[security] Reliance on default encoding
duglin opened this issue · 3 comments
Description
Multiple instances were identified in which the getByte() standard Java API is used without specifying any encoding. Doing so causes the Java SDK to rely on the system default encoding, which can differ across platforms and systems used by event actors and cause unexpected differences in processing of event data.
The specification states that appropriate and RFC-compliant encodings MUST be followed, but the implementation in the Java SDK and documentation should be improved to highlight the importance of matching encoding across actors.
Not all observed instances are necessarily problematic, as they are handling binary data. However, this behavior should be documented and handled in the SDK implementation, documentation, and supplied examples.
import io.cloudevents.CloudEvent;
import io.cloudevents.core.builder.CloudEventBuilder;
import java.net.URI;
final CloudEvent event = CloudEventBuilder.v1()
.withId("000")
.withType("example.demo")
.withSource(URI.create("http://example.com"))
.withData("text/plain","Hello world!".getBytes())
.build();
private byte[] getBinaryData(Message<?> message) {
Object payload = message.getPayload();
if (payload instanceof byte[]) {
return (byte[]) payload;
}
else if (payload instanceof String) {
return ((String) payload).getBytes(Charset.defaultCharset());
}
return null;
}
Exploit Scenario
The event producer, the intermediary (using the SDK), and the consumer use different default encodings for their systems.

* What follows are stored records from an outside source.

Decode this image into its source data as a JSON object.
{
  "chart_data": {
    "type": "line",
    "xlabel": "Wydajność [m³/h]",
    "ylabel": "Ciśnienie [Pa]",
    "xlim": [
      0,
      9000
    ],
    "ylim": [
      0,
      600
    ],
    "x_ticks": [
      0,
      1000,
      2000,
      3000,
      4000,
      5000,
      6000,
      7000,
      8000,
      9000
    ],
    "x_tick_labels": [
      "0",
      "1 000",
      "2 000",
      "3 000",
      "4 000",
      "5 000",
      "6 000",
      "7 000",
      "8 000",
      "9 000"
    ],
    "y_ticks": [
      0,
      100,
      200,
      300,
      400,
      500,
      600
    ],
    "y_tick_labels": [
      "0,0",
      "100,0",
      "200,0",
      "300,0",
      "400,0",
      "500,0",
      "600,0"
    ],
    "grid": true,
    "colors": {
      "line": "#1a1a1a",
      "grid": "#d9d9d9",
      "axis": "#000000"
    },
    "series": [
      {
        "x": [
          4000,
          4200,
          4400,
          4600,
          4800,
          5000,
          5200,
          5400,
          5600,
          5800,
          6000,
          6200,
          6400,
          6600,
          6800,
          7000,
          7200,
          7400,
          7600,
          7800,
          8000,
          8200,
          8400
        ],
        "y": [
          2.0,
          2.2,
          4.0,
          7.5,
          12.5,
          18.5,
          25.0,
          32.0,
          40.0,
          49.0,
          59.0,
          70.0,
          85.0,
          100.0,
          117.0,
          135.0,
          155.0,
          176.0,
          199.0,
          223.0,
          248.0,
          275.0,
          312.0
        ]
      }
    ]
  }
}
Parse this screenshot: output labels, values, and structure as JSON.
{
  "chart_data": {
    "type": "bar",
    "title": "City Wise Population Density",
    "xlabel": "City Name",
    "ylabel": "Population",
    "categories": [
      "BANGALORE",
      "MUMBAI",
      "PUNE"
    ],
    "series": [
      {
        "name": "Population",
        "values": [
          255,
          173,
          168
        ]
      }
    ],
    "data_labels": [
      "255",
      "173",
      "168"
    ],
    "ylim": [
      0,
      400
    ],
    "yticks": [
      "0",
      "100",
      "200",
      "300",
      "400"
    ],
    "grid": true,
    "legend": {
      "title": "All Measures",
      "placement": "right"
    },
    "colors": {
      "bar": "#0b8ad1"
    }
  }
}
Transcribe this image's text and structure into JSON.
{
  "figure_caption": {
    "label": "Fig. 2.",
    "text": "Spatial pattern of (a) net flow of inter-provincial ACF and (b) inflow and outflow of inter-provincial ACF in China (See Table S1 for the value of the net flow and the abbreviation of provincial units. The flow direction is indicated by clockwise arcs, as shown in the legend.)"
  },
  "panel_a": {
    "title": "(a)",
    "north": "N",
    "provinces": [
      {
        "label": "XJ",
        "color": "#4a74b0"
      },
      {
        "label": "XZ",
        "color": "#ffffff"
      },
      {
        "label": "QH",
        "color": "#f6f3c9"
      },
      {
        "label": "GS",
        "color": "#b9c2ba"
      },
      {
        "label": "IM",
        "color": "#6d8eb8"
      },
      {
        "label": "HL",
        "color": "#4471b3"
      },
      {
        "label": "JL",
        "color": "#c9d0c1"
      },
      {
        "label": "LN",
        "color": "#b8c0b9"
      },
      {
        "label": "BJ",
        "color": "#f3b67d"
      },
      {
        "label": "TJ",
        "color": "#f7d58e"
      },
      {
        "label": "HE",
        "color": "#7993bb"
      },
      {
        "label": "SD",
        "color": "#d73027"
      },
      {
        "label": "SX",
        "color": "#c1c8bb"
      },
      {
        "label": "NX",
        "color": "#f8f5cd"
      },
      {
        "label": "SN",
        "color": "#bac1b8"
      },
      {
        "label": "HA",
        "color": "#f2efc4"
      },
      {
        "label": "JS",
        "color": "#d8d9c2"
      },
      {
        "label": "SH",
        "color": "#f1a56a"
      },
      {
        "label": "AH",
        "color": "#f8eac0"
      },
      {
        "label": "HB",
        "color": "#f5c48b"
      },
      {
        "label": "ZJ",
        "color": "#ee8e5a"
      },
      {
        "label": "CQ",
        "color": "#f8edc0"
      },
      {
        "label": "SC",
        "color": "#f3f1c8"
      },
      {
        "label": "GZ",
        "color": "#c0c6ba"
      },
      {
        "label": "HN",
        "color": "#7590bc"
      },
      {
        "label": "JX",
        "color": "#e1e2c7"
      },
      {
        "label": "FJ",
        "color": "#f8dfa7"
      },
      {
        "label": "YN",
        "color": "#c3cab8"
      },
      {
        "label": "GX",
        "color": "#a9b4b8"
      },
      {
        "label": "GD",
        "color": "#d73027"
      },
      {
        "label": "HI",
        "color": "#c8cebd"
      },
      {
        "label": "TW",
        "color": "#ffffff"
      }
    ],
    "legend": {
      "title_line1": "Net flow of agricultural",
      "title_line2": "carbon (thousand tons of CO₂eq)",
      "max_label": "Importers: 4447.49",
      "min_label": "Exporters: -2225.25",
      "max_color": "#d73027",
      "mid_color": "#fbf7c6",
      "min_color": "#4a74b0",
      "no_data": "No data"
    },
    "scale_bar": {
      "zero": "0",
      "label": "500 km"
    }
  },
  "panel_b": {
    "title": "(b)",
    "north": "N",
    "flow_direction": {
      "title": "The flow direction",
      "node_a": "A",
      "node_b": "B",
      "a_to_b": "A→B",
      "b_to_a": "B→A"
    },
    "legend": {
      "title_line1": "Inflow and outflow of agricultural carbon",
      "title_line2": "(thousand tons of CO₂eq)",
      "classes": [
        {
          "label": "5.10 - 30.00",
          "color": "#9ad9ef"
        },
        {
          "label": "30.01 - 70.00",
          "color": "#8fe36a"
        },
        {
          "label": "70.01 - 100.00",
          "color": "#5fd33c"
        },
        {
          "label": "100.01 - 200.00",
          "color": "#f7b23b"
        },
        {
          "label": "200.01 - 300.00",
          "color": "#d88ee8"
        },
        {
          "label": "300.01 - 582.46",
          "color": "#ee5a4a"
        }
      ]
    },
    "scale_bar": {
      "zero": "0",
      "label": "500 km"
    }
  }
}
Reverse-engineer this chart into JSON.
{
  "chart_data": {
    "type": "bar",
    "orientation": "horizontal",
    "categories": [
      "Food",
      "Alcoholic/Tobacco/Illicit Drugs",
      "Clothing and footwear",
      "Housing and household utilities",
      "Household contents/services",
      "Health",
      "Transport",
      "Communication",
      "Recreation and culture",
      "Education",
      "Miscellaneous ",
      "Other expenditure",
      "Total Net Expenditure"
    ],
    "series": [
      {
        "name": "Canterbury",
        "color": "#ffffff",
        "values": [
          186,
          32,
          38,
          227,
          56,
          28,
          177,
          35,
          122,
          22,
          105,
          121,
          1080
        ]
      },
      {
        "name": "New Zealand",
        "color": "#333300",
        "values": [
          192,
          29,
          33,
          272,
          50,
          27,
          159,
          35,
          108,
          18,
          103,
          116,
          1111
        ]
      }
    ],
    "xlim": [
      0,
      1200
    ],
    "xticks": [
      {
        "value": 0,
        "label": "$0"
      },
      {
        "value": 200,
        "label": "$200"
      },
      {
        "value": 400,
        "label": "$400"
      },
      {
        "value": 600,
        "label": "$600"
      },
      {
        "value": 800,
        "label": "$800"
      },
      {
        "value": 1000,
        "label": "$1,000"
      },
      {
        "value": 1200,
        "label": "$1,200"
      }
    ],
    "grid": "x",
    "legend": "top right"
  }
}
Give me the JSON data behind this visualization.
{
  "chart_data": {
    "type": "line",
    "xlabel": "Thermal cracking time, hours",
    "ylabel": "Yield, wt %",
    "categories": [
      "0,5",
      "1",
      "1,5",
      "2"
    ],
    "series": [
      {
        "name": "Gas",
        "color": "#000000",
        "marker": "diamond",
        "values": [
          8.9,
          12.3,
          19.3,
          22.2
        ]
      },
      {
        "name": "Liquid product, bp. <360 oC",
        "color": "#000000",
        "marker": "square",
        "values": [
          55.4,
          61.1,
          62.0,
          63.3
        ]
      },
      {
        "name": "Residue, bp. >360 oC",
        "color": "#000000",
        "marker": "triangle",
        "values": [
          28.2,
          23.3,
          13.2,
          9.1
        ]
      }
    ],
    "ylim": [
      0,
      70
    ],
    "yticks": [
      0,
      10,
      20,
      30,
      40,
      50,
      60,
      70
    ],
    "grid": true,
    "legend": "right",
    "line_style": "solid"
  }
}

Without acknowledging a fixed encoding, the data is handled and processed using an unintended encoding, resulting in unexpected behavior.
Recommendations
Short term, improve the SDK documentation to highlight the importance of matching encoding acros actors.
Long term, review all similar instances across the SDK and improve test cases to cover handling of message and data encoding.
References
This was opened due to the Trail of Bits security review